According to CNN's Dr. Sanjay Gupta, it does not make sense that schools are being closed while restaurants, gyms, bars and churches remain open. His argument is based on the observation that while the positivity COVID test rate in New York City is above 3 percent, the rate inside schools is below 0.2 percent. In order to avoid overwhelming hospitals, it is important to curb transmission. A total lockdown obviously comes with collateral damage on the economy. For this reason, it is imperative that the measures taken be the most effective and least damaging. Our measures need to be guided by science. And science can in fact answer the question, "Where do COVID transmissions mostly occur?". Citing a paper in Nature, Dr. Gupta lists the following as high risk COVID locations: restaurants, gyms, cafes, hotels and religious gatherings.
|Above copied from CNN|
Looking deeper into the details of the study, one sees that these locations also affect low-income households more than those who are socio-economic advantaged. This is shown in the following graph obtained from the paper in Nature.
|Above copied from Nature|
The size of each dot represents the average number of visits per capita made to the category
In Chicago, transmissions in churches are more prevalent among the low-income than among the wealthy. Visits per capita are not highest in churches, but the average transmission rate among low income is highest. The same is true for full-service restaurants and hotels. With these commercial venues, most of the cases are most likely happening with workers, who have no real choice but to show up to work.

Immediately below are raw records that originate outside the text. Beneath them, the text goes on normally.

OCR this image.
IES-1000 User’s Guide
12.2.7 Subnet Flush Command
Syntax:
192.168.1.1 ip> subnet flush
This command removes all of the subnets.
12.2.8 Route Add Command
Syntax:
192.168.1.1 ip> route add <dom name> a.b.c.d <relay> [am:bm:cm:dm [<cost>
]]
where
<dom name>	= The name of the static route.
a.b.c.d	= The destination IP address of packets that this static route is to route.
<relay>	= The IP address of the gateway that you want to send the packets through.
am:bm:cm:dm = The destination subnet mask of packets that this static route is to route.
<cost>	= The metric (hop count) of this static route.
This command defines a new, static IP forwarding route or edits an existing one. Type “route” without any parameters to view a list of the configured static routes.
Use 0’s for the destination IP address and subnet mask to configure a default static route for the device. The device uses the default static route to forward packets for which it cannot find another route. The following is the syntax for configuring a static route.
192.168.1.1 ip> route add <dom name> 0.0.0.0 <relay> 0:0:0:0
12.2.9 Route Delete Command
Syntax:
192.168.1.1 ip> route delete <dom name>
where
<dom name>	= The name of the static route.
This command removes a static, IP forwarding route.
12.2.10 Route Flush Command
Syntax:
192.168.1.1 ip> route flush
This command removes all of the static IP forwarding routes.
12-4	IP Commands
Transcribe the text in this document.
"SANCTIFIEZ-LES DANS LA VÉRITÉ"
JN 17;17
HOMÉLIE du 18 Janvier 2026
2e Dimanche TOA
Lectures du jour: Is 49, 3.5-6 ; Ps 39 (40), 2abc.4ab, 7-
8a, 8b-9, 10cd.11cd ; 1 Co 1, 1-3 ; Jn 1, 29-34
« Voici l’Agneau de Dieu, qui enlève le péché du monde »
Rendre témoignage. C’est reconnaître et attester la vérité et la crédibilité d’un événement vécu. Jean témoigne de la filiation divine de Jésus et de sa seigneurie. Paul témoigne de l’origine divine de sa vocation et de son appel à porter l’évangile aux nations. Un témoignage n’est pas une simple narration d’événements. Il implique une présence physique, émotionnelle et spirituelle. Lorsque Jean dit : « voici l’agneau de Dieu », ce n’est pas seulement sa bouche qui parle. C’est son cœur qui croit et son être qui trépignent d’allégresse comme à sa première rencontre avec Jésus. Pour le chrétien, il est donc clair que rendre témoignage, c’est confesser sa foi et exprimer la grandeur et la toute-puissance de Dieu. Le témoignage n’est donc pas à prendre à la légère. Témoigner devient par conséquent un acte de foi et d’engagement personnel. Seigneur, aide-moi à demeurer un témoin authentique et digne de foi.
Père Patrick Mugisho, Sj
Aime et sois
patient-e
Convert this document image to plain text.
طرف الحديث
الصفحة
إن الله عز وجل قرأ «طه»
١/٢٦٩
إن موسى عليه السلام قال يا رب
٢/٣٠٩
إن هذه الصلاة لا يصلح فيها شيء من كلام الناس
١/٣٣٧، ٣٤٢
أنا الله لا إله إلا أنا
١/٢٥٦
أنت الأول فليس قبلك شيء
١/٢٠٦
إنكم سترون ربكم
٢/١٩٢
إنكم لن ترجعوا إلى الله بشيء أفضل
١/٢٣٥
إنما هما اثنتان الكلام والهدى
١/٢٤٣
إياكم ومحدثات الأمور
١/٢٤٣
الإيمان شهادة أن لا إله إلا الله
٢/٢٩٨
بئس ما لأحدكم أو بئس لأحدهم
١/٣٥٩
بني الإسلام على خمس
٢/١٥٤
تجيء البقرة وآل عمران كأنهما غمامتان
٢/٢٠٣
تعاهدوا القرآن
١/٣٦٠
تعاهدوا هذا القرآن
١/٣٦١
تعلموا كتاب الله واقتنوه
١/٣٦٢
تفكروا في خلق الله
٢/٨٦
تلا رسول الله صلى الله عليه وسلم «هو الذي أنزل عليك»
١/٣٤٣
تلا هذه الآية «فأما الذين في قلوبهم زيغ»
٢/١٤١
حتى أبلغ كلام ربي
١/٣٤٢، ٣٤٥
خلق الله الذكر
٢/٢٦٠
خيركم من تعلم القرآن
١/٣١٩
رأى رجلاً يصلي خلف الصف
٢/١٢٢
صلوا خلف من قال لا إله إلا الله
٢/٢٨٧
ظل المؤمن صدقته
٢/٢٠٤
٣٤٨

Addressing the pandemic is not only a health issue, but an economic one as well. With this in mind, a more appropriate measure probably lies somewhere in the middle. Again, science likewise can offer a guide. Here is the graph showing how limiting occupancy can effectively reduce transmission.
|Above copied from Nature|
Capping occupancy does not always translate to the same percentage loss in visits. A 50% cap, for instance, is about a 10% loss in visits and yet, more than 25% of transmissions are avoided. To reduce the number of infections by a factor of two, a 30% cap in occupancy is needed, which translates to about 25% reduction in visits. This is where it becomes obvious that action at the Federal level is required. These venues need to cap their occupancy in order to control the spread of the coronavirus while we wait for a vaccine, but this can only be done without the risk of bankruptcy, which can be avoided by providing sufficient financial aid. These businesses and their employees need financial support for these measures to be taken. Children are not going into their classrooms. And one of the main reasons is federal inaction.